書店にて本書を見かけた際、わたしは「トシヨリだなんて自虐的な」と思いました。

中野氏(1946年生まれ)は若いころから旺盛な文筆活動をなさっており、しかも瑞々しい感性が特長の随想が多いため、同氏の著作を読みつづけてきたわたしは氏が齢(よわい)を重ねていらっしゃると気づいていなかったのです。

2022年現在、氏は75歳あるいは76歳になられ、たしかに間違いなく高齢者でいらっしゃいました……。

さて、『ほいきた、トシヨリ生活』は、

「若さ」への、そこそこの努力。「老い」への、そこそこの受容……。そんな気持で書いた本です。(pp.193)

まさに企図なさったとおりの内容。

全6章の章タイトルが「美老人への道」「おすすめ老人映画」「バアサン・ファッション」「老後の愉しみ」などで、章内に収められている各項は「美老人ナンバーワン 笠智衆」とか「髪のモンダイ 女性篇」とか「自分史のすすめ」、はたまた「メール句会」だの「ボケ」だの「御隠居さん」だの、若さの余喘(よぜん)保ちと老化の甘受を題材にした話ばかりです。

66歳であるわたしは、自分の過去を懐かしみ、いまを直視しないではいられず、将来を予想させられ、微苦笑をたたえつつ吐息を漏らしつつ最後まで読み進みました。

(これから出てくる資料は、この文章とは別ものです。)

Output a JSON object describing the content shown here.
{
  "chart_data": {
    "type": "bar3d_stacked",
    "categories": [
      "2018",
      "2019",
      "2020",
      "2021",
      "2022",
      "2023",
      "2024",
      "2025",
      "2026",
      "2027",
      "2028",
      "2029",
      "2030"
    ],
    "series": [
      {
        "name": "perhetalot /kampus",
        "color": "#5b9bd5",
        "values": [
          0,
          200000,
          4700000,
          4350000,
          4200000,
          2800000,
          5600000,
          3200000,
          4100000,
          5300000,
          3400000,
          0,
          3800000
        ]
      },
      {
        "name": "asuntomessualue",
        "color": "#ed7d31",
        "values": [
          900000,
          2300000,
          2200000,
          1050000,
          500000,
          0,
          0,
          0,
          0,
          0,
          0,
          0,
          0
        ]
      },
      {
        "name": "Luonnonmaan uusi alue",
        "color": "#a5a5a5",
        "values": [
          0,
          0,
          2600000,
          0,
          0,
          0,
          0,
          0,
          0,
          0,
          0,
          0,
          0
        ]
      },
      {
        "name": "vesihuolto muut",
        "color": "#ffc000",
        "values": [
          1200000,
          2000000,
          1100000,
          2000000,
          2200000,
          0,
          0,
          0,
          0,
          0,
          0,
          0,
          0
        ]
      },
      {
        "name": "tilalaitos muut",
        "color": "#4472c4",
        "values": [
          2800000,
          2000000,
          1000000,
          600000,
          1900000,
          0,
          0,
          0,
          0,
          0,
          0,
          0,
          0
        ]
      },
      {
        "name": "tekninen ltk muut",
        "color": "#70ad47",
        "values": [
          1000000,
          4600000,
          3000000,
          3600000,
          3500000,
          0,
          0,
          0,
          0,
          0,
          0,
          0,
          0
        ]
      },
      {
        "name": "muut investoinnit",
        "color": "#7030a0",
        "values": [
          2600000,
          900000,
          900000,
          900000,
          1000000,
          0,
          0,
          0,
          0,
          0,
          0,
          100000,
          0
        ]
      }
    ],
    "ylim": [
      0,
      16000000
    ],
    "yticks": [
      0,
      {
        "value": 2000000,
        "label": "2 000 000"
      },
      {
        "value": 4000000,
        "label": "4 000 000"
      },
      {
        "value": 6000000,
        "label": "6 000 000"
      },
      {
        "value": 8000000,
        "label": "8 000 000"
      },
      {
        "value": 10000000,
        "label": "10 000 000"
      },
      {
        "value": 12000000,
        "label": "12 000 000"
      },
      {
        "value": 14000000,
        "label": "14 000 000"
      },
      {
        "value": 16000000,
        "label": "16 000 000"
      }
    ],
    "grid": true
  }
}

共感したのは中野氏が抱く俳優・笠智衆(1904~1993)への敬愛の念。

当方自身、子ども時代に笠出演の映画を鑑賞して「自分もこんなお爺さんになりたい」と考えたものです。

たぶん日本のたくさんの男性たちが彼を「めざすべき老人像」と位置づけていたでしょう。

つぎです。

中野氏は早稲田大学で評論家の呉智英氏(1946年生まれ)と同学年でした。

その呉氏はイラストレーター・南伸坊氏(1947年生まれ)とご昵懇。

本書ほぼ中盤「髪のモンダイ 男性篇」において、

呉智英氏登場。「はなはだ不本意なのは(帽子をかぶっていると)まるで毛の薄くなってきたのを気にして、かぶり出したと思われることなんだよ」と語り、それに対して伸坊さんは「それは思うナ、フツー」と受ける。呉智英氏は「それが違う! ハゲる前から帽子が好きで、かぶりたいかぶりたいと思っていた」「たいがいの人は似合うのだ。おどおどせずに、えい! とかぶってしまえばそのうち似合ってくる」と主張。(pp.106)

呉氏と南氏による遠慮のないやりとり、それをまた遠慮なく紹介する著者、老後、これほど心遣いが不要なお友だち関係を有していらっしゃるのは望ましいことと考えます。

実際、著者は他のページで、

ひとり暮らしを不満なく続けてこられたのも友人たちのおかげと感謝している。(pp.166)

こうお書きになりました。

最後に、中野氏が意識しておられた「若さへの、そこそこの努力。老いへの、そこそこの受容」ですが、わたしに該当する状況があるかといえば、毎晩3キロ程度走っているのが前者に、睡眠時間が短くなってしまった(のみならず、しょっちゅう夜中に目覚める)現象を「加齢のせいなんだから仕方ない」と受け入れているのが後者に、それぞれ当てはまるみたいです。